Andrew Jarratt, deputy chief executive of the council, outlined the tough choices.
“We have done the efficiency agenda to death, and so we are getting to the stage where any further budgetary reductions mean a reduction in service delivery,” he said.
“We do consider how a saving in the budget will impact service delivery so that members can make the right decisions.”
The biggest possible single saving identified could come from a cut to services and not filling job roles which become vacant.
But £363,000 of such potential cuts are identified as red, meaning they would “not be recommended due to the severe negative impact on service delivery”.
Seeking a financial contribution from some or all major town councils for the upkeep of certain buildings, or transferring ownership of them to smaller authorities, could save £150,000, but is also categorised as red in the report, which added: “Current negotiations are not overly encouraging”.
Other potentially controversial ideas include reducing community grants for organisations, such as Citizens Advice and Mid Devon Mobility, increasing garden waste and trade waste fees, and upping parking charges.
Councillor Steve Keable (Lib Dem, Taw Vale) noted what he called a “fire sale” of assets by Devon County Council in a bid to raise funds, and questioned whether Mid Devon could do the same.
However, Mr Jarratt said that the district council is “not overly asset rich”, and that all its properties are used for service provision or provide rental income.
“We actually have ongoing discussions with the county council, and because of their willingness to get rid of some of their assets, they might be seeking to occupy some of our offices at Phoenix House,” he said.
“This shows that one authority’s energy to reduce their asset exposure could be another authority’s gain hopefully.”
Deputy leader Jane Lock (Lib Dem, Canonsleigh) asked whether sharing services with other authorities could also help save money.
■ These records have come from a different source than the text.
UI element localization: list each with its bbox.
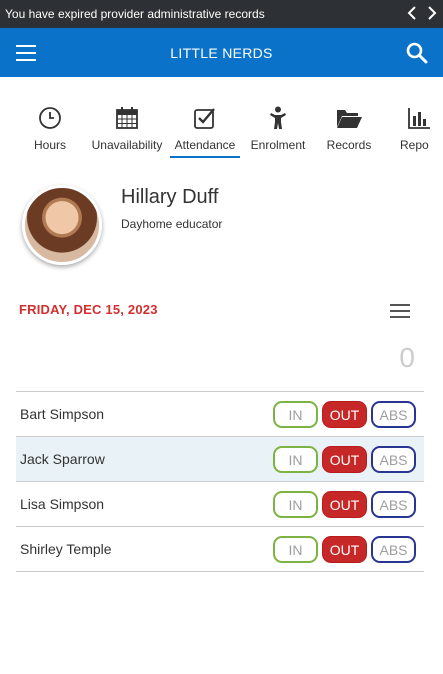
tab-label: Enrolment	[250, 138, 306, 152]
list-item: Bart Simpson IN OUT ABS	[16, 392, 424, 437]
child-name: Jack Sparrow	[20, 451, 105, 467]
tab-label: Hours	[33, 138, 66, 152]
bar-chart-icon	[398, 104, 443, 132]
absent-button[interactable]: ABS	[371, 536, 416, 563]
folder-icon	[324, 104, 374, 132]
active-tab-indicator	[170, 156, 240, 158]
tab-label: Records	[326, 138, 372, 152]
child-name: Lisa Simpson	[20, 496, 105, 512]
tab-enrolment[interactable]: Enrolment	[248, 100, 308, 158]
educator-name: Hillary Duff	[121, 186, 219, 208]
in-button[interactable]: IN	[273, 446, 318, 473]
tab-records[interactable]: Records	[324, 100, 374, 158]
in-button[interactable]: IN	[273, 491, 318, 518]
list-item: Lisa Simpson IN OUT ABS	[16, 482, 424, 527]
educator-role: Dayhome educator	[121, 217, 223, 231]
list-item: Jack Sparrow IN OUT ABS	[16, 437, 424, 482]
in-button[interactable]: IN	[273, 536, 318, 563]
absent-button[interactable]: ABS	[371, 491, 416, 518]
checkbox-icon	[172, 104, 238, 132]
absent-button[interactable]: ABS	[371, 446, 416, 473]
tab-attendance[interactable]: Attendance	[172, 100, 238, 158]
out-button[interactable]: OUT	[322, 536, 367, 563]
chevron-right-icon[interactable]	[427, 5, 437, 23]
absent-button[interactable]: ABS	[371, 401, 416, 428]
section-tabs: Hours Unavailability Attendance Enrolmen…	[0, 100, 443, 160]
educator-profile: Hillary Duff Dayhome educator	[0, 180, 443, 270]
calendar-icon	[90, 104, 164, 132]
list-options-icon[interactable]	[390, 304, 410, 318]
child-name: Shirley Temple	[20, 541, 112, 557]
tab-hours[interactable]: Hours	[26, 100, 74, 158]
attendance-date: FRIDAY, DEC 15, 2023	[19, 302, 158, 317]
child-name: Bart Simpson	[20, 406, 105, 422]
in-button[interactable]: IN	[273, 401, 318, 428]
app-title: LITTLE NERDS	[170, 44, 273, 61]
attendance-list: Bart Simpson IN OUT ABS Jack Sparrow IN …	[16, 391, 424, 572]
tab-label: Repo	[400, 138, 429, 152]
list-item: Shirley Temple IN OUT ABS	[16, 527, 424, 572]
tab-label: Unavailability	[91, 138, 163, 152]
app-bar: LITTLE NERDS	[0, 28, 443, 77]
out-button[interactable]: OUT	[322, 401, 367, 428]
out-button[interactable]: OUT	[322, 446, 367, 473]
tab-reports[interactable]: Repo	[398, 100, 443, 158]
out-button[interactable]: OUT	[322, 491, 367, 518]
tab-label: Attendance	[174, 138, 236, 152]
avatar	[22, 185, 102, 265]
chevron-left-icon[interactable]	[407, 5, 417, 23]
present-count: 0	[399, 342, 415, 373]
clock-icon	[26, 104, 74, 132]
tab-unavailability[interactable]: Unavailability	[90, 100, 164, 158]
search-icon[interactable]	[405, 41, 429, 65]
expired-records-banner: You have expired provider administrative…	[0, 0, 443, 28]
child-icon	[248, 104, 308, 132]
banner-text: You have expired provider administrative…	[5, 7, 265, 21]
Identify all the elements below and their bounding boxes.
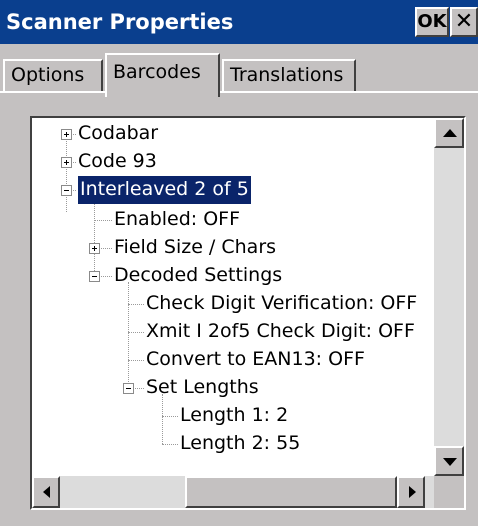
- horizontal-scroll-thumb[interactable]: [185, 476, 397, 508]
- scroll-down-button[interactable]: [434, 446, 464, 476]
- tree-item-length-1[interactable]: Length 1: 2: [180, 402, 288, 430]
- scroll-up-button[interactable]: [434, 118, 464, 148]
- barcode-tree-panel: Codabar Code 93 Interleaved 2 of 5 Enabl…: [30, 116, 466, 510]
- tree-line: [133, 388, 144, 389]
- collapse-icon[interactable]: [123, 383, 134, 394]
- arrow-right-icon: [409, 486, 416, 498]
- arrow-up-icon: [443, 129, 457, 137]
- ok-button[interactable]: OK: [415, 7, 449, 37]
- tree-line: [66, 195, 67, 212]
- tree-item-set-lengths[interactable]: Set Lengths: [146, 374, 259, 402]
- tree-line: [162, 444, 178, 445]
- tree-line: [128, 304, 144, 305]
- tree-item-check-digit-verification[interactable]: Check Digit Verification: OFF: [146, 290, 417, 318]
- tree-item-interleaved-2-of-5[interactable]: Interleaved 2 of 5: [78, 176, 251, 204]
- scroll-right-button[interactable]: [397, 476, 425, 508]
- scrollbar-corner: [434, 476, 464, 508]
- tree-item-field-size[interactable]: Field Size / Chars: [114, 234, 276, 262]
- tree-line: [99, 276, 112, 277]
- tree-item-xmit-check-digit[interactable]: Xmit I 2of5 Check Digit: OFF: [146, 318, 415, 346]
- close-button[interactable]: ✕: [450, 7, 478, 37]
- tree-item-code-93[interactable]: Code 93: [78, 148, 157, 176]
- barcode-tree[interactable]: Codabar Code 93 Interleaved 2 of 5 Enabl…: [32, 118, 434, 476]
- tab-options[interactable]: Options: [3, 59, 103, 91]
- tree-item-length-2[interactable]: Length 2: 55: [180, 430, 300, 458]
- tree-item-enabled[interactable]: Enabled: OFF: [114, 206, 240, 234]
- tab-translations[interactable]: Translations: [222, 59, 356, 91]
- horizontal-scrollbar[interactable]: [32, 476, 434, 508]
- tree-item-decoded-settings[interactable]: Decoded Settings: [114, 262, 282, 290]
- collapse-icon[interactable]: [89, 271, 100, 282]
- tab-barcodes[interactable]: Barcodes: [105, 53, 220, 97]
- tree-line: [128, 360, 144, 361]
- tree-line: [128, 282, 129, 388]
- tree-line: [94, 220, 112, 221]
- tree-item-convert-to-ean13[interactable]: Convert to EAN13: OFF: [146, 346, 365, 374]
- scroll-left-button[interactable]: [32, 476, 60, 508]
- expand-icon[interactable]: [61, 157, 72, 168]
- collapse-icon[interactable]: [61, 185, 72, 196]
- window-title: Scanner Properties: [6, 10, 234, 34]
- tree-item-codabar[interactable]: Codabar: [78, 120, 158, 148]
- arrow-left-icon: [43, 486, 50, 498]
- tab-divider: [220, 91, 478, 93]
- expand-icon[interactable]: [61, 129, 72, 140]
- expand-icon[interactable]: [89, 243, 100, 254]
- tab-divider: [0, 91, 105, 93]
- tree-line: [128, 332, 144, 333]
- arrow-down-icon: [443, 458, 457, 466]
- vertical-scrollbar[interactable]: [434, 118, 464, 476]
- title-bar: Scanner Properties OK ✕: [0, 0, 478, 44]
- tree-line: [99, 248, 112, 249]
- tree-line: [162, 416, 178, 417]
- tree-line: [94, 200, 95, 277]
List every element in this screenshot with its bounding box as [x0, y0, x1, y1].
Mr Jarratt added that this was regularly pursued and had gained traction in some service areas but not in others.
The council was told that the 2023/24 budget had only been balanced after a staffing savings target of £400,000, which involved not filling posts that became vacant, and £625,000 from reserves.
Mr Jarratt added that the council’s financial position could change once Westminster had confirmed the grant levels as part of its local government finance settlement.